To solve the integral \( \int_{-4}^{4} e^{|x|} \{x\} \, dx \), where \( \{x\} \) denotes the fractional part of \( x \), we can use the property of definite integrals that states:
\[
\int_{-a}^{a} f(x) \, dx = \int_{0}^{a} (f(x) + f(-x)) \, dx
\]
### Step 1: Split the Integral
We can express the integral as:
\[
\int_{-4}^{4} e^{|x|} \{x\} \, dx = \int_{0}^{4} e^{x} \{x\} \, dx + \int_{-4}^{0} e^{-x} \{-x\} \, dx
\]
### Step 2: Simplify the Second Integral
For \( x < 0 \), we have \( |x| = -x \) and \( \{-x\} = 1 - \{x\} \). Therefore,
\[
\int_{-4}^{0} e^{-x} \{-x\} \, dx = \int_{-4}^{0} e^{-x} (1 - \{x\}) \, dx
\]
### Step 3: Combine the Integrals
Now we can combine the two parts:
\[
\int_{-4}^{4} e^{|x|} \{x\} \, dx = \int_{0}^{4} e^{x} \{x\} \, dx + \int_{-4}^{0} e^{-x} (1 - \{x\}) \, dx
\]
### Step 4: Evaluate the Integral from 0 to 4
For \( x \) in the range \( [0, 4] \), \( \{x\} = x - \lfloor x \rfloor \).

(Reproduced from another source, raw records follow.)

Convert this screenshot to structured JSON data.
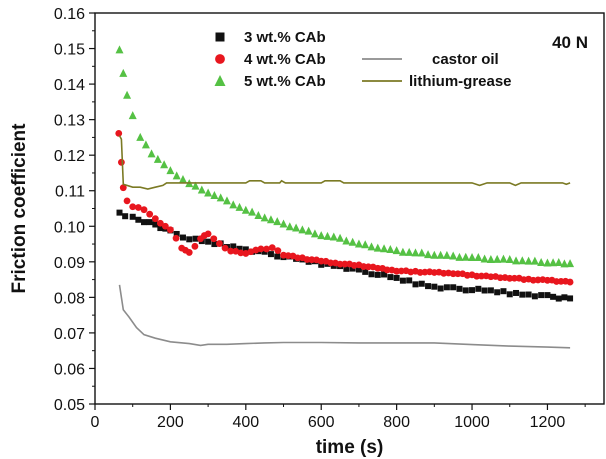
{
  "chart_data": {
    "type": "scatter",
    "title": "",
    "xlabel": "time (s)",
    "ylabel": "Friction coefficient",
    "annotation": "40 N",
    "xlim": [
      0,
      1350
    ],
    "ylim": [
      0.05,
      0.16
    ],
    "x_ticks": [
      "0",
      "200",
      "400",
      "600",
      "800",
      "1000",
      "1200"
    ],
    "y_ticks": [
      "0.05",
      "0.06",
      "0.07",
      "0.08",
      "0.09",
      "0.10",
      "0.11",
      "0.12",
      "0.13",
      "0.14",
      "0.15",
      "0.16"
    ],
    "grid": false,
    "legend_position": "top",
    "series": [
      {
        "name": "3 wt.% CAb",
        "style": "square-markers",
        "color": "#111111",
        "points": [
          [
            65,
            0.1035
          ],
          [
            80,
            0.103
          ],
          [
            100,
            0.1025
          ],
          [
            130,
            0.1015
          ],
          [
            160,
            0.1005
          ],
          [
            200,
            0.0985
          ],
          [
            250,
            0.0965
          ],
          [
            300,
            0.0955
          ],
          [
            350,
            0.0945
          ],
          [
            400,
            0.0935
          ],
          [
            450,
            0.0925
          ],
          [
            500,
            0.0915
          ],
          [
            550,
            0.0905
          ],
          [
            600,
            0.0895
          ],
          [
            650,
            0.0888
          ],
          [
            700,
            0.0875
          ],
          [
            750,
            0.0865
          ],
          [
            800,
            0.0853
          ],
          [
            850,
            0.084
          ],
          [
            900,
            0.083
          ],
          [
            950,
            0.0825
          ],
          [
            1000,
            0.0822
          ],
          [
            1050,
            0.0818
          ],
          [
            1100,
            0.0812
          ],
          [
            1150,
            0.0808
          ],
          [
            1200,
            0.0803
          ],
          [
            1260,
            0.0797
          ]
        ]
      },
      {
        "name": "4 wt.% CAb",
        "style": "circle-markers",
        "color": "#e8161e",
        "points": [
          [
            63,
            0.126
          ],
          [
            70,
            0.118
          ],
          [
            75,
            0.111
          ],
          [
            85,
            0.107
          ],
          [
            100,
            0.1055
          ],
          [
            130,
            0.1048
          ],
          [
            160,
            0.102
          ],
          [
            200,
            0.099
          ],
          [
            230,
            0.094
          ],
          [
            250,
            0.0925
          ],
          [
            280,
            0.0965
          ],
          [
            300,
            0.098
          ],
          [
            330,
            0.095
          ],
          [
            360,
            0.093
          ],
          [
            400,
            0.0925
          ],
          [
            440,
            0.0935
          ],
          [
            470,
            0.094
          ],
          [
            500,
            0.092
          ],
          [
            550,
            0.091
          ],
          [
            600,
            0.0902
          ],
          [
            650,
            0.0895
          ],
          [
            700,
            0.089
          ],
          [
            750,
            0.0882
          ],
          [
            800,
            0.0875
          ],
          [
            850,
            0.0872
          ],
          [
            900,
            0.087
          ],
          [
            950,
            0.0868
          ],
          [
            1000,
            0.0862
          ],
          [
            1050,
            0.0858
          ],
          [
            1100,
            0.0855
          ],
          [
            1150,
            0.085
          ],
          [
            1200,
            0.0848
          ],
          [
            1260,
            0.0843
          ]
        ]
      },
      {
        "name": "5 wt.% CAb",
        "style": "triangle-markers",
        "color": "#55c144",
        "points": [
          [
            65,
            0.1495
          ],
          [
            75,
            0.143
          ],
          [
            85,
            0.137
          ],
          [
            100,
            0.131
          ],
          [
            120,
            0.125
          ],
          [
            150,
            0.1205
          ],
          [
            200,
            0.1155
          ],
          [
            250,
            0.112
          ],
          [
            300,
            0.1095
          ],
          [
            350,
            0.107
          ],
          [
            400,
            0.1045
          ],
          [
            450,
            0.1025
          ],
          [
            500,
            0.1005
          ],
          [
            550,
            0.099
          ],
          [
            600,
            0.0975
          ],
          [
            650,
            0.0965
          ],
          [
            700,
            0.095
          ],
          [
            750,
            0.094
          ],
          [
            800,
            0.093
          ],
          [
            850,
            0.0925
          ],
          [
            900,
            0.092
          ],
          [
            950,
            0.0915
          ],
          [
            1000,
            0.0912
          ],
          [
            1050,
            0.0908
          ],
          [
            1100,
            0.0905
          ],
          [
            1150,
            0.0902
          ],
          [
            1200,
            0.0898
          ],
          [
            1260,
            0.0895
          ]
        ]
      },
      {
        "name": "castor oil",
        "style": "line",
        "color": "#8c8c8c",
        "points": [
          [
            65,
            0.0835
          ],
          [
            75,
            0.0765
          ],
          [
            90,
            0.0745
          ],
          [
            110,
            0.0715
          ],
          [
            130,
            0.0695
          ],
          [
            160,
            0.0685
          ],
          [
            200,
            0.0675
          ],
          [
            250,
            0.067
          ],
          [
            280,
            0.0665
          ],
          [
            300,
            0.0668
          ],
          [
            350,
            0.0668
          ],
          [
            400,
            0.067
          ],
          [
            450,
            0.0672
          ],
          [
            500,
            0.0673
          ],
          [
            600,
            0.0673
          ],
          [
            700,
            0.0672
          ],
          [
            800,
            0.0672
          ],
          [
            900,
            0.0672
          ],
          [
            1000,
            0.0667
          ],
          [
            1100,
            0.0663
          ],
          [
            1200,
            0.066
          ],
          [
            1260,
            0.0658
          ]
        ]
      },
      {
        "name": "lithium-grease",
        "style": "line",
        "color": "#7b7a24",
        "points": [
          [
            65,
            0.1255
          ],
          [
            70,
            0.1245
          ],
          [
            75,
            0.1118
          ],
          [
            85,
            0.1115
          ],
          [
            100,
            0.111
          ],
          [
            120,
            0.111
          ],
          [
            140,
            0.1105
          ],
          [
            160,
            0.111
          ],
          [
            180,
            0.1115
          ],
          [
            190,
            0.1122
          ],
          [
            400,
            0.1122
          ],
          [
            410,
            0.1128
          ],
          [
            440,
            0.1128
          ],
          [
            450,
            0.1122
          ],
          [
            490,
            0.1122
          ],
          [
            495,
            0.1128
          ],
          [
            505,
            0.1122
          ],
          [
            600,
            0.1122
          ],
          [
            610,
            0.1128
          ],
          [
            650,
            0.1128
          ],
          [
            660,
            0.1122
          ],
          [
            800,
            0.1122
          ],
          [
            1000,
            0.1122
          ],
          [
            1020,
            0.1115
          ],
          [
            1040,
            0.1122
          ],
          [
            1100,
            0.1122
          ],
          [
            1115,
            0.1115
          ],
          [
            1130,
            0.1122
          ],
          [
            1240,
            0.1122
          ],
          [
            1250,
            0.1118
          ],
          [
            1260,
            0.1122
          ]
        ]
      }
    ]
  }
}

Since \( x \) is between 0 and 4, we can break it down into intervals:
- From 0 to 1: \( \{x\} = x \)
- From 1 to 2: \( \{x\} = x - 1 \)
- From 2 to 3: \( \{x\} = x - 2 \)
- From 3 to 4: \( \{x\} = x - 3 \)
Thus, we can write:
\[
\int_{0}^{4} e^{x} \{x\} \, dx = \int_{0}^{1} e^{x} x \, dx + \int_{1}^{2} e^{x} (x - 1) \, dx + \int_{2}^{3} e^{x} (x - 2) \, dx + \int_{3}^{4} e^{x} (x - 3) \, dx
\]
### Step 5: Evaluate Each Integral
1. **From 0 to 1**:
\[
\int_{0}^{1} e^{x} x \, dx
\]
Use integration by parts.
2. **From 1 to 2**:
\[
\int_{1}^{2} e^{x} (x - 1) \, dx
\]
Again, use integration by parts.
3. **From 2 to 3**:
\[
\int_{2}^{3} e^{x} (x - 2) \, dx
\]
Use integration by parts.
4. **From 3 to 4**:
\[
\int_{3}^{4} e^{x} (x - 3) \, dx
\]
Use integration by parts.
### Step 6: Combine Results
After evaluating all the integrals, combine the results from both parts of the integral.
### Final Step: Calculate the Result
The final result will yield a numerical value, which can be simplified to find the fractional part.